I know the comparison with tech might not be fair, but what I want to draw your attention to is not the eye-popping valuations, but what’s behind these numbers.
Everything else in a customer’s life has changed in the last decade
The customer journey has undergone a monumental shift over the last few years. Every single industry has the same formula – put the internet in everything.
This has led to value maximisation and large-scale shifts in consumption patterns. One could argue that even the underlying product has gotten better – think home shopping, restaurant options, or hailing cabs.
The valuation behind these tech start-ups may be questionable, but the impact on a customer’s life is quite obvious.
Real Estate missed the tech boom
While technology was booming in other sectors, the housing sector significantly witnessed a slowdown.
With real estate developers finding it hard to work on razor-thin margins and a slowing broader market, innovation became the first casualty of the slowdown in the industry.
Need for product improvement
People’s need to acquire new things is driven by FOMO (fear of missing out). When products fundamentally get better, people upgrade. It’s as simple as that.
Better cars, better phones, better everything really. At this point we need to ask ourselves, can we make housing that much better?
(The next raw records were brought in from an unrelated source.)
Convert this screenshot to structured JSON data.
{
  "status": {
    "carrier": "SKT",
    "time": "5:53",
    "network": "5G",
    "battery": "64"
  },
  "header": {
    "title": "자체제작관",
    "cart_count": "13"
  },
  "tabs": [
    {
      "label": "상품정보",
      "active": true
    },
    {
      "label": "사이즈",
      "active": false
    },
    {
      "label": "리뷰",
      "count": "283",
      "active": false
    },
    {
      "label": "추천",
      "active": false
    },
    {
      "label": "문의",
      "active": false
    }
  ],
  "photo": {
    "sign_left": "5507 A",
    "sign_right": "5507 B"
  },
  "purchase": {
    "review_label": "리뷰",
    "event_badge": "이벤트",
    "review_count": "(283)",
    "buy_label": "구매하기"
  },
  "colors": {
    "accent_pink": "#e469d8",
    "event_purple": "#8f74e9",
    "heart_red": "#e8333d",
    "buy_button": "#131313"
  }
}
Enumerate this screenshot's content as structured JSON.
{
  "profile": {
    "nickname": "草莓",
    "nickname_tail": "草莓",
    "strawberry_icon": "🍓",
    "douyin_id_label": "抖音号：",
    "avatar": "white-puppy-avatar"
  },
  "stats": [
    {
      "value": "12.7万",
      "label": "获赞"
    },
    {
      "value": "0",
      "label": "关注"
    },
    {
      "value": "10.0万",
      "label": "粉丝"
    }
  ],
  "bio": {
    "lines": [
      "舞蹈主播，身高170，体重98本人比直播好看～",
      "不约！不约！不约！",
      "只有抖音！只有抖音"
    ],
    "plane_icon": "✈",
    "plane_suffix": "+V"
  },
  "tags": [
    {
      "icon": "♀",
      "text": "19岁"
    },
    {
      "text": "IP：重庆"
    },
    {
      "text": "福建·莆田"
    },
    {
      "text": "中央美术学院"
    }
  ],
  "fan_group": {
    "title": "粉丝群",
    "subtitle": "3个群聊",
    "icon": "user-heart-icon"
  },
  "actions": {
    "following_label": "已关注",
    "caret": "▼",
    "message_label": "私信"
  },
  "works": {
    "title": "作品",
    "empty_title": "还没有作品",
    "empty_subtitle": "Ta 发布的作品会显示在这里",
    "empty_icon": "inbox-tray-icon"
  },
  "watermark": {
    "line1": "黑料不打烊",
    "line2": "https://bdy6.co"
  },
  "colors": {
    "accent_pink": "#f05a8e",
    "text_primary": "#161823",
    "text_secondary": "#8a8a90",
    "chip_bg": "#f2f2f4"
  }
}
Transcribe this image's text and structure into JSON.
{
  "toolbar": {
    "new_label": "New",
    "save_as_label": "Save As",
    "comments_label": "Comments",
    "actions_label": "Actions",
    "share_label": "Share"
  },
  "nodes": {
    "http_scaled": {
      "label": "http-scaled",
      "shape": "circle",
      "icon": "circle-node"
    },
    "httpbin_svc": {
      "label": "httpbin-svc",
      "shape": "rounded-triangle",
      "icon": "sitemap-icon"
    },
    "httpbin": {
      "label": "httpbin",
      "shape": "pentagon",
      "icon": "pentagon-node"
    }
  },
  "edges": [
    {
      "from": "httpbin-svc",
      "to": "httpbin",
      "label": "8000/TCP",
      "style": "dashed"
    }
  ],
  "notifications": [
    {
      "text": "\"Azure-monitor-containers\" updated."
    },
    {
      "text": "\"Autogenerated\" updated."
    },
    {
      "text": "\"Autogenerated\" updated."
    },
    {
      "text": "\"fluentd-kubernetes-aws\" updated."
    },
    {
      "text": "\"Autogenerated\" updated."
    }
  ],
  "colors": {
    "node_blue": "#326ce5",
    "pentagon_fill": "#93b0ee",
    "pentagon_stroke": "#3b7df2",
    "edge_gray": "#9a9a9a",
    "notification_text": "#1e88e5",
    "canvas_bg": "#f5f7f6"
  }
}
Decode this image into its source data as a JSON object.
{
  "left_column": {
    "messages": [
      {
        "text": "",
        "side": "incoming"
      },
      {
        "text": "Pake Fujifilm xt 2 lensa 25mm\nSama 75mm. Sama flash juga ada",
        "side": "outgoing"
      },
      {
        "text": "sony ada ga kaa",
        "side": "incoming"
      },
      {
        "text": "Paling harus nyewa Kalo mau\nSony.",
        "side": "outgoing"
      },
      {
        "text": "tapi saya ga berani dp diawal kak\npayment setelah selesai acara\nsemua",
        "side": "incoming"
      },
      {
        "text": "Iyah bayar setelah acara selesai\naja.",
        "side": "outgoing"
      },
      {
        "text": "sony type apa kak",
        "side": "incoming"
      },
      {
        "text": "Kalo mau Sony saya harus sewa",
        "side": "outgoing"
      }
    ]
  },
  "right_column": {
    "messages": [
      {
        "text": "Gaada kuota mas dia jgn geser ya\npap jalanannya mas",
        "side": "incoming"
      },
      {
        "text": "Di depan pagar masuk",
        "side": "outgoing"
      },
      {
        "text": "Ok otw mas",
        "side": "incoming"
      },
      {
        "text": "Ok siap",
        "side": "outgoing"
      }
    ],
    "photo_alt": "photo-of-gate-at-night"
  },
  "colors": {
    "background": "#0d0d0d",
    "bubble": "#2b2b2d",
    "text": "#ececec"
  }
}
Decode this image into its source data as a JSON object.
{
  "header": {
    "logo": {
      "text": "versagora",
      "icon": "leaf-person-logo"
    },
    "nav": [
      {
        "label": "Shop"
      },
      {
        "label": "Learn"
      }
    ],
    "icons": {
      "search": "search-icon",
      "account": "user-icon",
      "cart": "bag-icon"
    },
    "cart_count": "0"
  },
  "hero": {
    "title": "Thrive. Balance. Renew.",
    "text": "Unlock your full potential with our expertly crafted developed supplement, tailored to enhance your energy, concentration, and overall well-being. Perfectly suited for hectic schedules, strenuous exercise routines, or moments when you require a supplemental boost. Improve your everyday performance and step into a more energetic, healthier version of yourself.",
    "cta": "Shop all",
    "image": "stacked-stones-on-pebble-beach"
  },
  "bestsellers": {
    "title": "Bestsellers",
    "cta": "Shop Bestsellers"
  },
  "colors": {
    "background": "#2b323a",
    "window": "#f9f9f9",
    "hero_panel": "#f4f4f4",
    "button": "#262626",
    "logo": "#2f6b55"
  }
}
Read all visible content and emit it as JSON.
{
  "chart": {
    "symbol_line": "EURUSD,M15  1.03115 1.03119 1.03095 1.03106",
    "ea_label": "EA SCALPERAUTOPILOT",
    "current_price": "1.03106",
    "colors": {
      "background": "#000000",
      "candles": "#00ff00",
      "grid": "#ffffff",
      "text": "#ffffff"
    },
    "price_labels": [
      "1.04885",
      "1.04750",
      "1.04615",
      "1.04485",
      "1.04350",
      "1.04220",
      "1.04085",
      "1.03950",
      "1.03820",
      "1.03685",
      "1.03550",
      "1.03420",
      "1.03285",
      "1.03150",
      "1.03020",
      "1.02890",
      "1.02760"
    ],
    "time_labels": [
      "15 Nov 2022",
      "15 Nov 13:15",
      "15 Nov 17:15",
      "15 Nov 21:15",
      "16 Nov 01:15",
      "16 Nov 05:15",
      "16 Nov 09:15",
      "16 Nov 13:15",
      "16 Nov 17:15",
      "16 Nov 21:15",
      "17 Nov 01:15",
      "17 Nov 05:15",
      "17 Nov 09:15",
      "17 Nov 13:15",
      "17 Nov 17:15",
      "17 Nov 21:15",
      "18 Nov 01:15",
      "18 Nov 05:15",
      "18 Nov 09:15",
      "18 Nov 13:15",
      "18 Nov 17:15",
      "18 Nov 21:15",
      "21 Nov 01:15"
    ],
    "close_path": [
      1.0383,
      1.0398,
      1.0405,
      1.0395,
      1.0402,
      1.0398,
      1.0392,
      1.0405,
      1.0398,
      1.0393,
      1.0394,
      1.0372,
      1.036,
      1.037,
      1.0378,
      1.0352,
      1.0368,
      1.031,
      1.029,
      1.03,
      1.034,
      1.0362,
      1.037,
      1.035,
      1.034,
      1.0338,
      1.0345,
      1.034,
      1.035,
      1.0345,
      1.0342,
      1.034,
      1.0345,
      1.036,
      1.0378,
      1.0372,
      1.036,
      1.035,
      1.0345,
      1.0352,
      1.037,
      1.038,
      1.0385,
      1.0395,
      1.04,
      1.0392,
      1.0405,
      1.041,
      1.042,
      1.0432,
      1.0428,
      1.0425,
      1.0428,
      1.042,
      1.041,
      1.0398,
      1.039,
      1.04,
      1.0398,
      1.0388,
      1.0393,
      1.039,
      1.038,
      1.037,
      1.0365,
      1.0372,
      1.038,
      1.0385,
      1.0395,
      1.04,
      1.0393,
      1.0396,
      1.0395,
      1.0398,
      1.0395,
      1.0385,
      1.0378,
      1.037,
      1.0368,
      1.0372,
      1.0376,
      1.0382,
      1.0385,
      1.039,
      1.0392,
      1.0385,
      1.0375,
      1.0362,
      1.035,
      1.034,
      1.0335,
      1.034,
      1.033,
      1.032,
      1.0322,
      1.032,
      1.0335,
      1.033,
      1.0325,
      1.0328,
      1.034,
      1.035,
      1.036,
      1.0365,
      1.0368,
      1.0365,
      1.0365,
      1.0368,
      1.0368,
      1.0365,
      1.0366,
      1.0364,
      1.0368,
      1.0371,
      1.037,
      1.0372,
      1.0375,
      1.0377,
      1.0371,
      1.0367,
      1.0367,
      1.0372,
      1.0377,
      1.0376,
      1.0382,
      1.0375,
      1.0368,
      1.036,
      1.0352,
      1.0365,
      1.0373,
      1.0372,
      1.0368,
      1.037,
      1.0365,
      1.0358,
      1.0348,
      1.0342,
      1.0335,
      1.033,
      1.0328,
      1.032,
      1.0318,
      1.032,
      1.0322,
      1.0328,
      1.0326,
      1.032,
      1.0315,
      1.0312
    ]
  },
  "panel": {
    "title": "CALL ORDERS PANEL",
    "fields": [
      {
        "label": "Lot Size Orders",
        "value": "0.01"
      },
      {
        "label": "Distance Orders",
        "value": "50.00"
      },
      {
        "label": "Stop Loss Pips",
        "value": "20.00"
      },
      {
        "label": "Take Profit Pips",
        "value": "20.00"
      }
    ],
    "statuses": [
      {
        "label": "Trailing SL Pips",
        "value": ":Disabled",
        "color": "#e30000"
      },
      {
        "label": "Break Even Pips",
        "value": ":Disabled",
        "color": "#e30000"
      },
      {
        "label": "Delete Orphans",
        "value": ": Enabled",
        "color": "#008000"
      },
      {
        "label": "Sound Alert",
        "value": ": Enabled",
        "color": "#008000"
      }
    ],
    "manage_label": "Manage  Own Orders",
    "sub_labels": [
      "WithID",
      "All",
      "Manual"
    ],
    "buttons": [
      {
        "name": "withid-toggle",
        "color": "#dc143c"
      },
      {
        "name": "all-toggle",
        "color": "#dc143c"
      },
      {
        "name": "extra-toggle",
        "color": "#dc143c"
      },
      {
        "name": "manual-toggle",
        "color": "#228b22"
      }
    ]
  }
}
The problem with the homeowner journey in prop-tech so far
Most technology is built to enable buying everything faster. From the ‘buy now’ button on Amazon to 10-minute grocery delivery, everything is ultra-fast.
Home buying is a once-in-a-lifetime transaction, which is high-value, and has a long-delivery & decision-making period. Can technology for both of these really be the same?
Would you hire the same people to sell groceries vs real estate? Both have to be fundamentally different.
‘Customer aspiration – Builder servicing capability’ mismatch
Customers’ aspirations are at their peak when they’re buying homes and within no time, it turns into anxiety for the entire run-up to possession.
Meanwhile, builders are busy ensuring 200+ man-made components come together perfectly in a project to deliver on time!
In the fight between, a customer making an emotional purchase and the builder making a mechanical sale, the gap is too wide and customer satisfaction always takes a hit.
What’s coming up in the next decade?
As of today, only 45L people earn over 10L INR/year. In other words, only 45L people can afford to buy a home worth 50L+ INR in India.
Based on the World Inequality Database, the number is expected to grow 9x when India’s GDP grows to a 10 Trillion USD economy. This will unleash a new era of demand fuelled by a new aspirational class that’s urbanising.
These patterns are fundamentally common when countries transition from low income to medium income.
Some economists have even predicted real estate to grow to 1 Trillion USD in India by 2030.
What will the next version of housing look like?
We need to build homes that connect to the overall lifestyle of consumers.
An all-permeating asset class that defines what financial security means and builds lifestyle options to personalize living. Tech needs to bridge the gap between the aspiration of our customers and our ability to let them dream holistically. Young parents, senior citizens, investors, are all looking for one-stop solutions where their primary needs are met. And that’s exactly what we’re building at Reloy – the ability to personalize the idea of homes for every customer.
With our collective strength of 3% of India’s 100B USD housing market, already with us, we’ve taken on the mission of solving homeownership.